Persamaan lingkaran dengan pusat (-4,2) dan menyinggung sumbu Y adalah .... A. x^(2)+y^(2)+8x+4y+4=0 B. x^(2)+y^(2)+8x-4y+4=0 C. x^(2)+y^(2)+8x-4y+16=0 D. x^(2)+y^(2)-8x+4y+16=0 E. x^(2)+y^(2)-8x-4y+16=0

B

The question asks for the equation of a circle with a given center and a specific condition (tangency to an axis). The general equation of a circle in Cartesian coordinates is (x - h)^2 + (y - k)^2 = r^2 , where (h, k) is the center of the circle and r is the radius. 1. Identifying the Center: The center of the circle is given as (-4, 2). Therefore, h = -4 and k = 2. 2. Determining the Radius: The circle is tangent to the y-axis. The distance from the center of the circle to the y-axis is the absolute value of the x-coordinate of the center.
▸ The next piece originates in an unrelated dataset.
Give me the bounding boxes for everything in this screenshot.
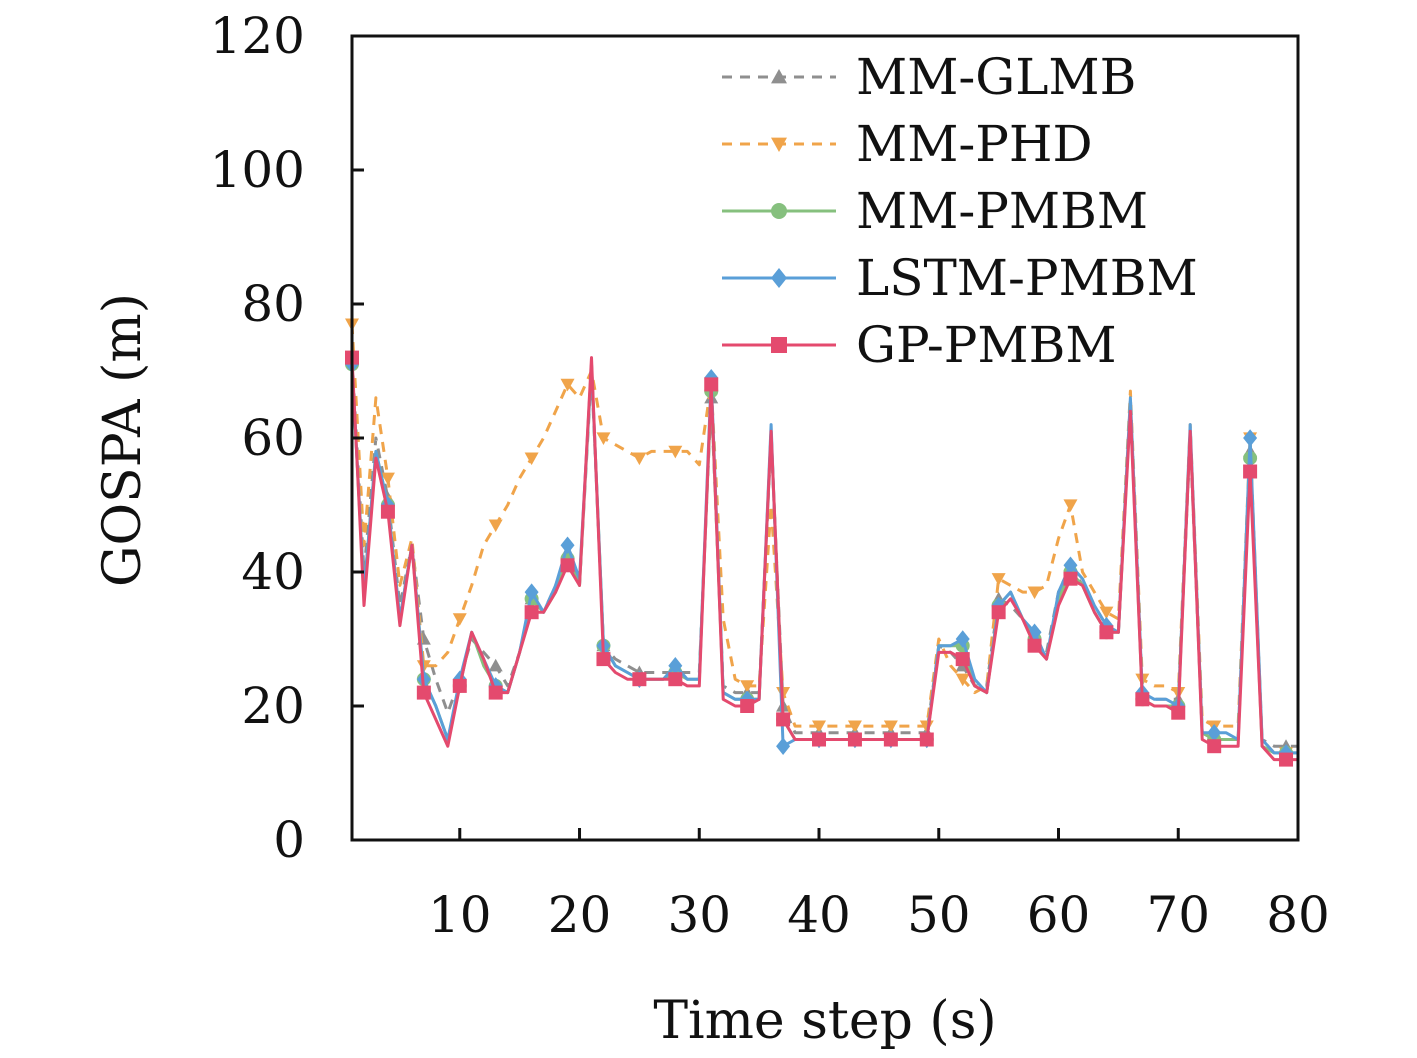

Thus, the radius r is the absolute value of -4, which is 4. 3. Formulating the Equation: Substituting h = -4, k = 2, and r = 4 into the general equation, we get (x + 4)^2 + (y - 2)^2 = 4^2. 4. Expanding and Simplifying: Expanding this equation, we get x^2 + 8x + 16 + y^2 - 4y + 4 = 16. Simplifying, we get x^2 + y^2 + 8x - 4y + 4 = 0. 5. Matching with the Options: The equation x^2 + y^2 + 8x - 4y + 4 = 0 matches with option B. Therefore, the correct answer is option B.